You might consider publishing your naughty list.
Some people like to know what to avoid, others go looking for interesting problems.
Boxes seems to me to be rather finicky and it does not offer many options to change the VM 's properties. I would not be surprised if some important major distros failed your Boxes test.
Off the top of my head, Nev, I think the distros that fail the Boxes test are the ones whose iso files don’t have a live capability. And then there’s the distros that hog the disk entirely rather than create a grub menu listing all the distros present in various partitions on the disk. Fedora and Open Suse fall in that category. Debian/Devuan and their progeny are most useful in all respects.
I could usually install and run any distro I tried. The problems started when I ran an update. If I am on Ubuntu 24.04 and want to try 25.10, it seems to work initially. Then when I update it won’t boot for me anymore. I had thought maybe it was due to the kernel of the VM being newer than what I’m running on and with Gnome Boxes the host kernel is shared. Right?
Within Boxes, a distro being tested live isn’t really installed. Updates don’t work. Distros without a live function can sometimes be installed in the 20G slice of RAM that Boxes uses; I’ve never tried updating those. My guess is that you’re correct.
I have modified a distro in Boxes … that is like an upgrade, ie it changes the filesystem, so it cant have been live? I must go back to Boxes and check… I feel sure it does more than run a live iso… you can do that without Boxes.?
This is also what I prefer. The newest version of Virtual Box isn’t bad either. But I always tend to use QEMU/KVM more. I tend to play around with older operating systems, so when it comes to QEMU/KVM, I use CLI because Virtmanager doesn’t play nice with them, but newer operating systems it does fine.
also an interesting project is Quickemu -LINK- it is a wrapper for Qemu
I’ve never messed with GPU passthrough (not sure if that is something you wanted) which I believe can really only be done with QEMU/KVM
I did some research and Boxes does not share the host kernel. The problem could be that Boxes uses KVM acceleration, which passes through host CPU features directly to the guest.

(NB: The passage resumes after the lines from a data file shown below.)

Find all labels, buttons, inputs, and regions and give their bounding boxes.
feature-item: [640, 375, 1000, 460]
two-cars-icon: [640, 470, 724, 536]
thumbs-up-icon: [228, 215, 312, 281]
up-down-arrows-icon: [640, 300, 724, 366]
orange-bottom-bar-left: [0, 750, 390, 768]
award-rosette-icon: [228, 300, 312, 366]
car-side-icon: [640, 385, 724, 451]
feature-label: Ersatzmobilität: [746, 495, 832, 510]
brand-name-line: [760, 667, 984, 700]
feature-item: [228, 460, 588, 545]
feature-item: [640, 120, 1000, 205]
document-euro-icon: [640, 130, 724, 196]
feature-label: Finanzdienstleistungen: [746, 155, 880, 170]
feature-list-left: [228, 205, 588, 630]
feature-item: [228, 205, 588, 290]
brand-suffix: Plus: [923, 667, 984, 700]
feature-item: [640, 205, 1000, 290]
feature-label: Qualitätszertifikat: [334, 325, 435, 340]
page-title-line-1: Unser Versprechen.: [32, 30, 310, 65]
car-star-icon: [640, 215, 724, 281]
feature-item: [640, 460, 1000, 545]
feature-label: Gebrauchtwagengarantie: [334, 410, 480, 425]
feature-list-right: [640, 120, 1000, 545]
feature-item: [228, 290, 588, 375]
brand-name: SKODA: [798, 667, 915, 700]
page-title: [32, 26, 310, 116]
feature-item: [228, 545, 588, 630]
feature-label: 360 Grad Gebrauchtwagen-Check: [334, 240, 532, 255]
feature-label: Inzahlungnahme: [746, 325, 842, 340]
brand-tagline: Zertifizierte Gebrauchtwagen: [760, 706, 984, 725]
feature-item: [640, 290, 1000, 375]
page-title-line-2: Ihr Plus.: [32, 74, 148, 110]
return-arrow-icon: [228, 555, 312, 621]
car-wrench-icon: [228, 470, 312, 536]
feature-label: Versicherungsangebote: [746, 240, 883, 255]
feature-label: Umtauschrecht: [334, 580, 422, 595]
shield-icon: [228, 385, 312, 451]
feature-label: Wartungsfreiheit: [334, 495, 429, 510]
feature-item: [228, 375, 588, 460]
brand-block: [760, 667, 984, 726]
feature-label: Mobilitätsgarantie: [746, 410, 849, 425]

This is faster and closer to bare metal, but it means the guest kernel update might expect certain features or drivers that don’t align with the virtual hardware profile Boxes is exposing
This conversation has gotten me back around to the basic (non-)problem that needed solving: coaxing a little more life out of my 15-year-old Core i7 motherboard with 64GB RAM, but lacking CPU and TPM chip needed for MS Windows 11.

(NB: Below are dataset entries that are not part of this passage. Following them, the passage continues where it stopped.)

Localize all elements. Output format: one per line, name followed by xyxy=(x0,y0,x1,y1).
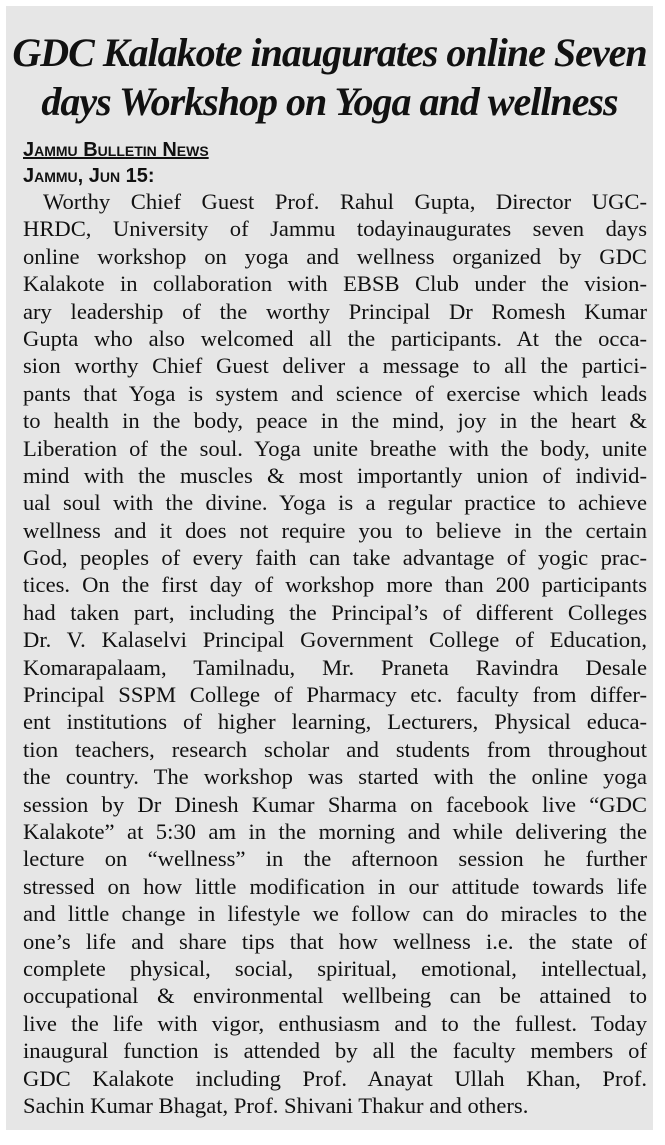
article-body-line: God, peoples of every faith can take advantage of yogic prac- xyxy=(23,545,647,571)
article-body-line: lecture on “wellness” in the afternoon session he further xyxy=(23,846,647,872)
article-body-line: Principal SSPM College of Pharmacy etc. faculty from differ- xyxy=(23,682,647,708)
article-body-line: and little change in lifestyle we follow can do miracles to the xyxy=(23,901,647,927)
article-body-line: one’s life and share tips that how wellness i.e. the state of xyxy=(23,928,647,954)
article-body-line: Sachin Kumar Bhagat, Prof. Shivani Thakur and others. xyxy=(23,1092,529,1118)
headline xyxy=(6,6,653,126)
article-body-line: occupational & environmental wellbeing can be attained to xyxy=(23,983,647,1009)
dateline: Jammu, Jun 15: xyxy=(23,165,155,187)
headline-line-1: GDC Kalakote inaugurates online Seven xyxy=(12,30,647,75)
article-body-line: Dr. V. Kalaselvi Principal Government College of Education, xyxy=(23,627,647,653)
article-body-line: inaugural function is attended by all the faculty members of xyxy=(23,1038,647,1064)
article-body-line: Komarapalaam, Tamilnadu, Mr. Praneta Ravindra Desale xyxy=(23,654,647,680)
article-body-line: pants that Yoga is system and science of exercise which leads xyxy=(23,380,647,406)
article-body-line: Gupta who also welcomed all the participants. At the occa- xyxy=(23,325,647,351)
article-body-line: tion teachers, research scholar and students from throughout xyxy=(23,736,647,762)
article-body-line: complete physical, social, spiritual, emotional, intellectual, xyxy=(23,955,647,981)
article-body xyxy=(23,188,647,1119)
article-body-line: Worthy Chief Guest Prof. Rahul Gupta, Director UGC- xyxy=(43,189,647,214)
article-body-line: ary leadership of the worthy Principal Dr Romesh Kumar xyxy=(23,298,647,324)
article-body-line: Kalakote in collaboration with EBSB Club under the vision- xyxy=(23,271,647,297)
article-body-line: HRDC, University of Jammu todayinaugurates seven days xyxy=(23,216,647,242)
article-body-line: had taken part, including the Principal’s of different Colleges xyxy=(23,599,647,625)
article-body-line: to health in the body, peace in the mind, joy in the heart & xyxy=(23,408,647,434)
article-body-line: wellness and it does not require you to believe in the certain xyxy=(23,517,647,543)
article-body-line: stressed on how little modification in our attitude towards life xyxy=(23,873,647,899)
article-body-line: session by Dr Dinesh Kumar Sharma on facebook live “GDC xyxy=(23,791,647,817)
article-body-line: Kalakote” at 5:30 am in the morning and while delivering the xyxy=(23,818,647,844)
article-body-line: live the life with vigor, enthusiasm and to the fullest. Today xyxy=(23,1010,647,1036)
article-body-line: mind with the muscles & most importantly union of individ- xyxy=(23,462,647,488)
article-body-line: sion worthy Chief Guest deliver a message to all the partici- xyxy=(23,353,647,379)
article-body-line: ent institutions of higher learning, Lecturers, Physical educa- xyxy=(23,709,647,735)
article-body-line: GDC Kalakote including Prof. Anayat Ullah Khan, Prof. xyxy=(23,1065,647,1091)
article-body-line: tices. On the first day of workshop more than 200 participants xyxy=(23,572,647,598)
news-clipping xyxy=(6,6,653,1130)
article-body-line: the country. The workshop was started with the online yoga xyxy=(23,764,647,790)
byline: Jammu Bulletin News xyxy=(23,139,209,161)
article-body-line: ual soul with the divine. Yoga is a regular practice to achieve xyxy=(23,490,647,516)
article-body-line: online workshop on yoga and wellness organized by GDC xyxy=(23,243,647,269)
article-body-line: Liberation of the soul. Yoga unite breathe with the body, unite xyxy=(23,435,647,461)
headline-line-2: days Workshop on Yoga and wellness xyxy=(41,79,618,124)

But for any of you kind people old enough to have read Cuckoo’s Egg in the 1980s, all computer problems start with a very tangential, edge problem that produces unexpected results and expands learning by working your way slowly to the core.
As mentioned, I tried three approaches: VMWorkstation “Pro” (couldn’t ever obtain the bits from the Broadcom site); VirtualBox 7.2.4 which had a number of issues on machines with TPM/Secure Boot enabled; and, QEMU/KVM (also tried the QuickEMU suggested by @JoelA ).

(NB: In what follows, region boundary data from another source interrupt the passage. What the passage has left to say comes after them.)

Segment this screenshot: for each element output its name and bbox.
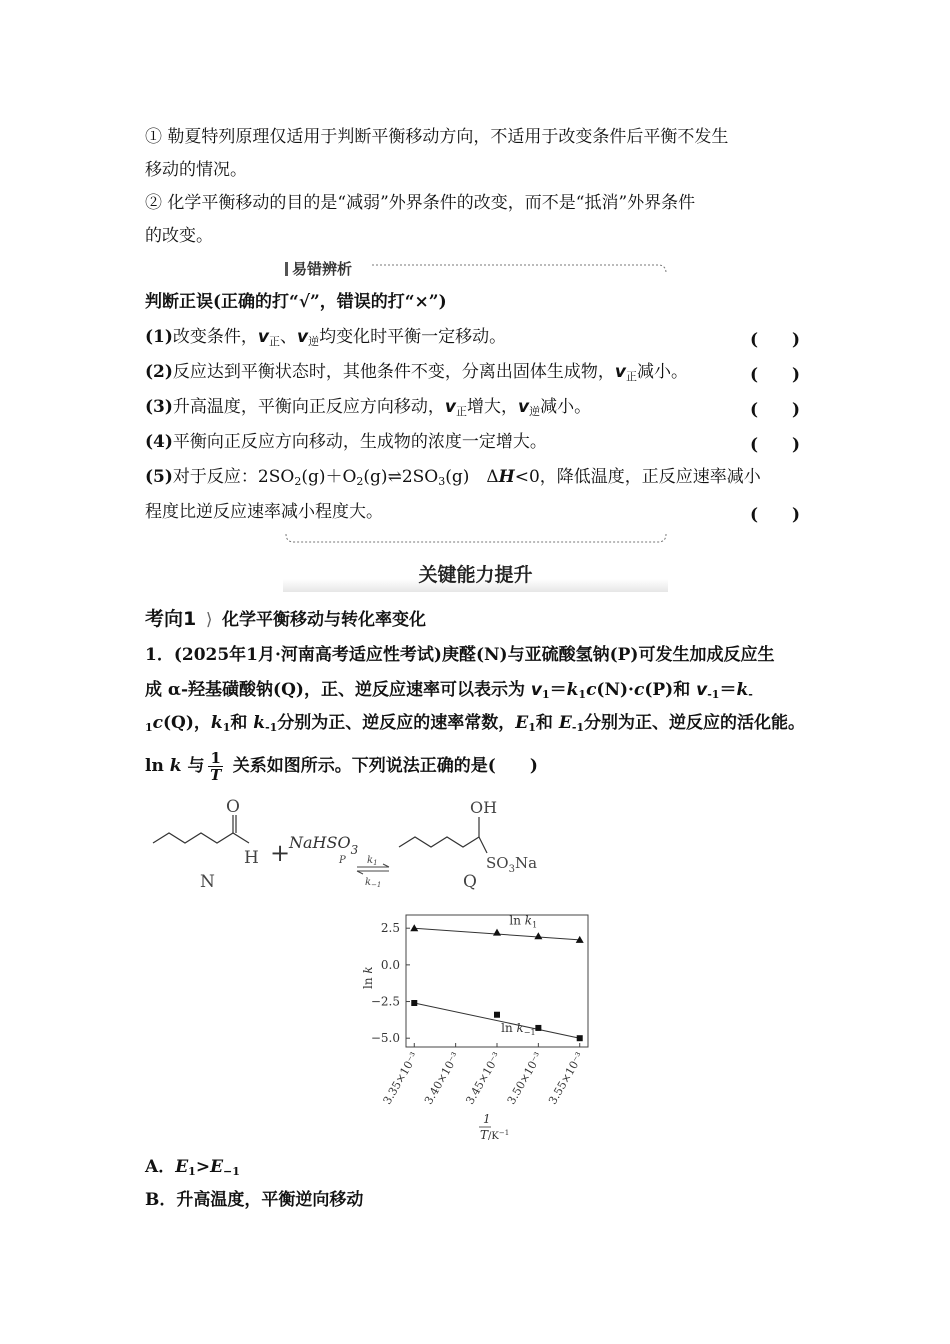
brace-icon: ⟩ bbox=[205, 610, 213, 630]
y-axis-label: ln k bbox=[361, 966, 375, 989]
reaction-scheme bbox=[145, 795, 565, 895]
item-text: 升高温度，平衡向正反应方向移动， bbox=[172, 397, 445, 417]
item-text: 均变化时平衡一定移动。 bbox=[319, 327, 507, 347]
subscript: 1 bbox=[541, 688, 550, 701]
subscript: 3 bbox=[438, 475, 446, 488]
triangle-point bbox=[534, 932, 542, 939]
note-2-line-1: ② 化学平衡移动的目的是“减弱”外界条件的改变，而不是“抵消”外界条件 bbox=[145, 193, 696, 213]
q-text: 关系如图所示。下列说法正确的是( ) bbox=[226, 756, 538, 776]
judge-item-1 bbox=[145, 325, 506, 354]
subscript: 2 bbox=[356, 475, 364, 488]
subscript: 1 bbox=[145, 721, 153, 734]
answer-blank-1[interactable]: ( ) bbox=[750, 330, 801, 350]
sulfonate-subscript: 3 bbox=[508, 864, 515, 875]
e-symbol: E bbox=[175, 1157, 189, 1177]
note-1-line-2: 移动的情况。 bbox=[145, 160, 247, 180]
k1-subscript: 1 bbox=[373, 859, 378, 867]
compound-P-label: P bbox=[339, 855, 346, 866]
error-analysis-banner bbox=[285, 258, 352, 279]
q-text: ln bbox=[145, 756, 170, 776]
v-symbol: v bbox=[696, 680, 708, 700]
subscript: 逆 bbox=[529, 405, 541, 418]
subscript: -1 bbox=[265, 721, 278, 734]
x-axis-label bbox=[479, 1112, 509, 1142]
q-text: (P)和 bbox=[644, 680, 697, 700]
hydroxyl-label: OH bbox=[470, 798, 498, 817]
item-text: (g)⇌2SO bbox=[363, 467, 439, 487]
separator: 、 bbox=[280, 327, 298, 347]
item-text: 减小。 bbox=[540, 397, 592, 417]
item-number: (3) bbox=[145, 397, 173, 417]
item-number: (5) bbox=[145, 467, 173, 487]
triangle-point bbox=[493, 929, 501, 936]
heptanal-chain bbox=[153, 833, 249, 843]
k-symbol: k bbox=[736, 680, 749, 700]
answer-blank-4[interactable]: ( ) bbox=[750, 435, 801, 455]
k-1-subscript: −1 bbox=[371, 881, 382, 889]
q-text: (N)· bbox=[596, 680, 634, 700]
judge-title: 判断正误(正确的打“√”，错误的打“×”) bbox=[145, 292, 447, 312]
reagent-label bbox=[288, 833, 359, 857]
subscript: 1 bbox=[188, 1165, 196, 1178]
q1-line-1: 1．(2025年1月·河南高考适应性考试)庚醛(N)与亚硫酸氢钠(P)可发生加成反应生 bbox=[145, 645, 775, 665]
square-point bbox=[494, 1012, 500, 1018]
e-symbol: E bbox=[558, 713, 572, 733]
k-symbol: k bbox=[253, 713, 266, 733]
judge-item-2 bbox=[145, 360, 688, 389]
subscript: 1 bbox=[528, 721, 536, 734]
q-text: 和 bbox=[535, 713, 559, 733]
c-symbol: c bbox=[633, 680, 645, 700]
sodium-label: Na bbox=[514, 854, 538, 872]
compound-Q-label: Q bbox=[463, 872, 477, 892]
banner-text: 易错辨析 bbox=[292, 260, 353, 278]
sulfonate-bond bbox=[479, 837, 487, 853]
x-tick-label: 3.40×10⁻³ bbox=[422, 1050, 463, 1107]
subscript: 正 bbox=[456, 405, 468, 418]
q-text: ＝ bbox=[549, 680, 567, 700]
chart-marks bbox=[371, 914, 586, 1107]
sulfonate-label bbox=[486, 854, 537, 875]
compound-N-label: N bbox=[200, 872, 215, 892]
v-symbol: v bbox=[297, 327, 309, 347]
c-symbol: c bbox=[586, 680, 597, 700]
judge-item-5-line-2: 程度比逆反应速率减小程度大。 bbox=[145, 502, 383, 522]
greater-than: > bbox=[195, 1157, 211, 1177]
subscript: −1 bbox=[223, 1165, 240, 1178]
c-symbol: c bbox=[152, 713, 164, 733]
kaoxiang-title: 化学平衡移动与转化率变化 bbox=[222, 610, 427, 630]
series-label-1: $\ln k_1$ bbox=[509, 913, 538, 930]
reagent-formula: NaHSO bbox=[289, 833, 351, 852]
answer-blank-5[interactable]: ( ) bbox=[750, 505, 801, 525]
answer-blank-2[interactable]: ( ) bbox=[750, 365, 801, 385]
square-point bbox=[577, 1035, 583, 1041]
enthalpy-symbol: H bbox=[498, 467, 515, 487]
x-label-numerator: 1 bbox=[483, 1112, 491, 1126]
fraction-1-over-T bbox=[208, 750, 222, 783]
k1-label bbox=[367, 855, 378, 867]
square-point bbox=[535, 1025, 541, 1031]
kaoxiang-label: 考向1 bbox=[145, 608, 197, 630]
subscript: -1 bbox=[707, 688, 720, 701]
answer-blank-3[interactable]: ( ) bbox=[750, 400, 801, 420]
fraction-denominator: T bbox=[210, 766, 222, 784]
y-tick-label: −2.5 bbox=[370, 994, 400, 1009]
q-text: 和 bbox=[230, 713, 254, 733]
plus-sign: + bbox=[270, 839, 291, 867]
item-text: (g) Δ bbox=[445, 467, 499, 487]
fraction-numerator: 1 bbox=[210, 749, 221, 767]
note-1-line-1: ① 勒夏特列原理仅适用于判断平衡移动方向，不适用于改变条件后平衡不发生 bbox=[145, 127, 729, 147]
v-symbol: v bbox=[518, 397, 530, 417]
item-text: (g)＋O bbox=[301, 467, 357, 487]
subscript: 逆 bbox=[308, 335, 320, 348]
item-text: 减小。 bbox=[637, 362, 689, 382]
subscript: 2 bbox=[294, 475, 302, 488]
square-point bbox=[411, 1000, 417, 1006]
subscript: - bbox=[748, 688, 753, 701]
q1-line-2 bbox=[145, 678, 753, 707]
series-label-2: $\ln k_{-1}$ bbox=[501, 1020, 536, 1037]
v-symbol: v bbox=[444, 397, 457, 417]
judge-item-3 bbox=[145, 395, 591, 424]
e-symbol: E bbox=[515, 713, 529, 733]
k-1-label bbox=[365, 877, 381, 889]
k-symbol: k bbox=[566, 680, 579, 700]
q-text: 与 bbox=[181, 756, 205, 776]
y-tick-label: 0.0 bbox=[380, 957, 400, 972]
subscript: 1 bbox=[222, 721, 231, 734]
option-A[interactable] bbox=[145, 1155, 240, 1184]
v-symbol: v bbox=[257, 327, 270, 347]
item-text: 增大， bbox=[467, 397, 519, 417]
k1-letter: k bbox=[367, 855, 374, 866]
subscript: 正 bbox=[269, 335, 281, 348]
v-symbol: v bbox=[530, 680, 542, 700]
item-text: 平衡向正反应方向移动，生成物的浓度一定增大。 bbox=[172, 432, 547, 452]
oxygen-label: O bbox=[226, 797, 240, 817]
item-text: 对于反应：2SO bbox=[172, 467, 295, 487]
k-1-letter: k bbox=[365, 877, 372, 888]
q1-line-3 bbox=[145, 711, 805, 740]
subscript: 正 bbox=[626, 370, 638, 383]
note-2-line-2: 的改变。 bbox=[145, 226, 213, 246]
subscript: 1 bbox=[578, 688, 587, 701]
q-text: (Q)， bbox=[163, 713, 211, 733]
q-text: 分别为正、逆反应的速率常数， bbox=[277, 713, 516, 733]
section-header: 关键能力提升 bbox=[283, 560, 668, 592]
ln-k-chart bbox=[360, 910, 600, 1150]
item-text: 改变条件， bbox=[172, 327, 258, 347]
kaoxiang-header bbox=[145, 604, 426, 631]
item-number: (1) bbox=[145, 327, 173, 347]
item-number: (2) bbox=[145, 362, 173, 382]
x-tick-label: 3.50×10⁻³ bbox=[504, 1050, 545, 1107]
q-text: ＝ bbox=[719, 680, 737, 700]
option-A-label: A． bbox=[145, 1157, 176, 1177]
product-chain bbox=[399, 837, 479, 847]
y-tick-label: 2.5 bbox=[380, 921, 400, 936]
item-number: (4) bbox=[145, 432, 173, 452]
option-B[interactable]: B．升高温度，平衡逆向移动 bbox=[145, 1190, 364, 1210]
y-tick-label: −5.0 bbox=[370, 1031, 400, 1046]
q-text: 成 α-羟基磺酸钠(Q)，正、逆反应速率可以表示为 bbox=[145, 680, 531, 700]
hydrogen-label: H bbox=[244, 848, 259, 868]
k-symbol: k bbox=[169, 756, 182, 776]
item-text: 反应达到平衡状态时，其他条件不变，分离出固体生成物， bbox=[172, 362, 615, 382]
x-tick-label: 3.45×10⁻³ bbox=[463, 1050, 504, 1107]
judge-item-5 bbox=[145, 465, 761, 494]
sulfonate-formula: SO bbox=[486, 854, 509, 872]
triangle-point bbox=[410, 924, 418, 931]
e-symbol: E bbox=[210, 1157, 224, 1177]
v-symbol: v bbox=[614, 362, 627, 382]
series-line-2 bbox=[414, 1003, 579, 1038]
item-text: <0，降低温度，正反应速率减小 bbox=[514, 467, 761, 487]
reagent-subscript: 3 bbox=[350, 843, 359, 857]
q1-line-4 bbox=[145, 748, 538, 784]
judge-item-4 bbox=[145, 430, 547, 454]
x-tick-label: 3.35×10⁻³ bbox=[380, 1050, 421, 1107]
q-text: 分别为正、逆反应的活化能。 bbox=[584, 713, 806, 733]
k-symbol: k bbox=[210, 713, 223, 733]
subscript: -1 bbox=[571, 721, 585, 734]
x-label-denominator: $T/K^{-1}$ bbox=[480, 1128, 510, 1142]
banner-bar-icon bbox=[285, 262, 288, 276]
x-tick-label: 3.55×10⁻³ bbox=[546, 1050, 587, 1107]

So (drumroll please) the winner was: All of the above! A polished GUI? VirtualBox is hard to beat, even more active development than VMWorkstation. Need SecureBoot/Hypervisor layer 1 support? Yes you have to put on your propeller beanie and dig down into XML editing and CLI quirks and bizarre graphics subsystems, but QEMU/KVM comes out well on top for most Linux mainstream distros. There were a lot of articles to cull through, but the best one I found to walk me through the installation and maintenance was this one.
Well you dont need to use CLI to get qemu/kvm , but you can either with qemu directly or with virsh. The easy approach is to use the virt-manager GUI.
My machine is an early i7 with 64Gb? I dont try to run Win11, but it copes with any linux and will run several VM’s simultaneously. Having that much ram is a big bonus.